Market hype, particularly in the tech sector, is a dilemma for all concerned. It’s an issue for corporations because they have to balance the need to invest in new technology to innovate, drive change and advance, with the fact that they can’t always bring themselves to move away from existing technology that is still generating a healthy return. It’s a dilemma for tech providers because they need to see their innovations developing into sustainable business solutions that can deliver real business benefits and sustain not only their market position, but also funds for R&D.

So what can organisations do to cut through the hype and identify those new technologies that can truly add value to the business and work out how best can these be delivered. Well, like most things it comes down to a dollop of common sense and a healthy application of structure:

1. Do your due diligence
It’s important to do as much due diligence as necessary before taking any decisions. Look at the all the angles, if you want to push the envelope and embrace new technology that could help your business leapfrog the competition, go into it with your eyes open – but have the feedback loops in place to give you a chance to address any hype/reality shortfalls. Consider a feasibility study, even a short one, which examines the pros and cons of the new technology and compares this to alternative solutions. And stay objective, if the technology you are considering does not add value to the business its wasted investment.

2. Be crystal clear on the business case
It may sound a little glib to say that the business case is the foundation for success in any investment, but it’s staggering how many organisations fail to do this properly. The business case must be fit for purpose and compelling, with all stakeholder aligned with it. If the business case is weak, poorly supported or badly executed you will be setting yourself up for failure.

3. Be honest about your organisation’s readiness for change
Introducing new technology necessitates change, and change generally isn’t easy. A whole host of non-technical factors come into play and need to be taken into account. Typically this include commercial, process and organisational factors – and above all, people. All of these things need to be considered before embarking on any technology change initiative.

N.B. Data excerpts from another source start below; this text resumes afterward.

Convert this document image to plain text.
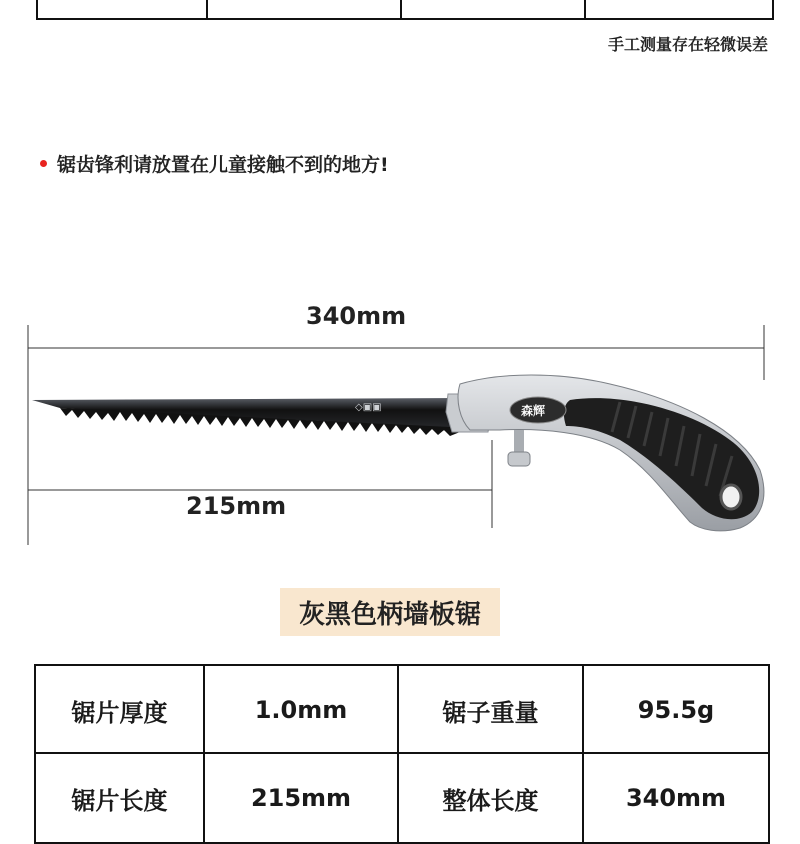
手工测量存在轻微误差
锯齿锋利请放置在儿童接触不到的地方!
340mm
215mm
◇▣▣	森辉
灰黑色柄墙板锯
锯片厚度	1.0mm	锯子重量	95.5g
锯片长度	215mm	整体长度	340mm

4. Gear up to shape, manager and deliver the change in the right way
One only has to consider the staggering number of failed projects and wasted investment to understand the importance of adopting the right approach from the start. Bringing on board the right skills and experience at the outset will significantly increase the chances of delivering the outcomes and benefits that the business expects.

Market hype is exciting and can be prescient to truly game changing technologies for the business. It’s also a minefield and full of inflated expectations. If you stay focussed on these four points though, the hype just might turn into reality.